休みになると、フェリクスはエルスールと二人で出かけた。若い兵たちが赴く近くの町ではなく、キャンプからは離れた美しい林や、畑の広がる小さな村が主な行先だった。自然を楽しむようにのんびりと歩き、時に彼女が思いつくままにメロディーを口ずさむのを聞いたり、お互いのことを話したりした。
「わたしたちは元々、東部が主な活動拠点なの」
どうして慰安に来ることになったのかたずねた時、エルスールは言った。
「わたしの母が――今はほとんど裏方をしてるんだけど、若い頃はうちの看板女優で、トリニダードさんは母のファンだったの。今でも交流があって……それで慰安に来てくれないかと話が来たみたい」
「あの方は戦争には反対みたいなのに、どうしてそんな気を遣ってくれたんだろう……それもこっちの軍に」
「内緒だけれど、東部軍にも行ったのよ」
「そうなのかい?」
「トリニダードさんは、戦争に参加している若者に同情しているの。若者の将来を考えているフリをする大人はいるけれど、結局は自分たちの訴えを通すために戦争に若者を送り込んでいるでしょう? 特にこの西部は……トリニダードさんは若者たちこそ特権がなくなっても人生がこれからなのだから問題なく過ごせるだろうと思っているみたい」
「どうだろうな……」
「でも実際に、偉そうな年よりは前線には立たないでしょう?」
どちらにしろ命を懸けるのは未来ある若者で、戦争で心を傷つけているのもその若者だった。トリニダードはそれを憂いて、彼らの心が少しでも癒されるように気を配っているらしい。戦争が早く終わるよう尽力したり、この慰安だったり、あるいは軍を退いた時の療養先の充実だったりした。
「ここにはいつまでいるんだ?」
「トリニダードさんの仕事の都合に合わせての滞在だから……あと二日ほどかしら」
エルスールたちはもう一週間はこの地に滞在していた。旅立てば、また東部へと戻るのだろう。
「その後は……もう君の歌は聞けない?」
「聞きたいの?」
エルスールは目を丸くして自分の腰を抱いて歩く恋人を見上げた。
「そんなに驚くことか?」
「今までわたしの恋人役を務めた相手は、みんなわたしが旅立つ話なんて興味を持たなかったわ。名前も知らない女ですもの」
「僕は知っている」
「そうね」とエルスールは笑った。その美しい灰色の瞳が愛おしくて、フェリクスはそっとまぶたに口づけを落とした。

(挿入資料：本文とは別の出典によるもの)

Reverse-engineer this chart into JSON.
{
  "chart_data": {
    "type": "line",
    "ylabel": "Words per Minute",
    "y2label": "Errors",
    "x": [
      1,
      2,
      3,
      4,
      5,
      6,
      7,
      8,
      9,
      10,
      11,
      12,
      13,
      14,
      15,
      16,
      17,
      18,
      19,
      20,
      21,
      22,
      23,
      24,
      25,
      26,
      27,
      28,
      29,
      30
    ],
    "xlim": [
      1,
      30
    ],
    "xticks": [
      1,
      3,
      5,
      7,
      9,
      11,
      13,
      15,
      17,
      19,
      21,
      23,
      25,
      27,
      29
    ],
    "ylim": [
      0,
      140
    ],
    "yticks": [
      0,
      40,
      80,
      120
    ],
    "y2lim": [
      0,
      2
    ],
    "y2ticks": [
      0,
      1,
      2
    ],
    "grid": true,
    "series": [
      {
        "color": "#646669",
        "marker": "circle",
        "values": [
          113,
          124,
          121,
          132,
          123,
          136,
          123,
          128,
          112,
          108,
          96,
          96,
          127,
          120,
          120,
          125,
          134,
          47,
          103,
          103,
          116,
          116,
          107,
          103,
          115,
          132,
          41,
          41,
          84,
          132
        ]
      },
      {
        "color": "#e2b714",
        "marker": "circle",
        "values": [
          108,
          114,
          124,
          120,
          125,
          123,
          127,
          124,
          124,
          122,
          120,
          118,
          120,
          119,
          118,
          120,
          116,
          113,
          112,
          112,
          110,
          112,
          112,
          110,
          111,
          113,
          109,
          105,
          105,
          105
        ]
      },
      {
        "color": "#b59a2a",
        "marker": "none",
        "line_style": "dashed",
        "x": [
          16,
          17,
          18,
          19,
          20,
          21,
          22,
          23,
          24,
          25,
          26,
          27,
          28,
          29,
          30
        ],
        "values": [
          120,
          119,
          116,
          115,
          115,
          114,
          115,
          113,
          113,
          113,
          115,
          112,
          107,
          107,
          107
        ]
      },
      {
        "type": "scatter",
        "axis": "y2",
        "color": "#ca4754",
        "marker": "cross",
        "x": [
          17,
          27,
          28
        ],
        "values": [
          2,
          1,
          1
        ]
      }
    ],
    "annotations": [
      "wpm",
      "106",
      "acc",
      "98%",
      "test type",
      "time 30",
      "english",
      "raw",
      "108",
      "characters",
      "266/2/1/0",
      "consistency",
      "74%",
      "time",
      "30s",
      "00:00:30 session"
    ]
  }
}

フェリクスとエルスールの関係は、エルスールが旅立った後はもちろん、戦争が終わった後もつづいた。軍をやめたフェリクスは以前住んでいた場所を引き払ってしまっていたのもあって育った土地から少し離れた場所に改めて家を借り、その町の学校で講師として働きはじめた。終戦の理由は内戦により疲弊したトラングホードの周囲の国がきな臭くなったからで、痛み分けのように取り繕ってはいるが実際のところ西部軍の敗北に近かった。今は特権階級の権利はく奪のために政府が動いているという。あのトリニダードもその一人だった。彼はもともと、特権階級の権利をなくすべきだという考えの派閥だったためだ。
エルスールは東部にいる。旅芸人なので住所が定まらず、彼女からの手紙にはいつも滞在先が書かれ、そこの絵葉書が同封されていた。フェリクスはできるだけマメに彼女へと手紙を書いた。
時折、二人のいる場所の中間地点で落ちあい、顔を合わせることもあった。その土地の食べ物を楽しみ、少しいいホテルに泊って朝までベッドの中で戯れた。腕にエルスールを抱きしめて眠ることは、彼にとって幸福を抱きしめて眠るのと等しいことだった。
エルスールの色素の薄い髪が、カーテンの隙間から差し込む朝日を受けて金色に輝いて見える。このひと時を永遠のものにできたらと、その頃のフェリクスは願ってやまなかった。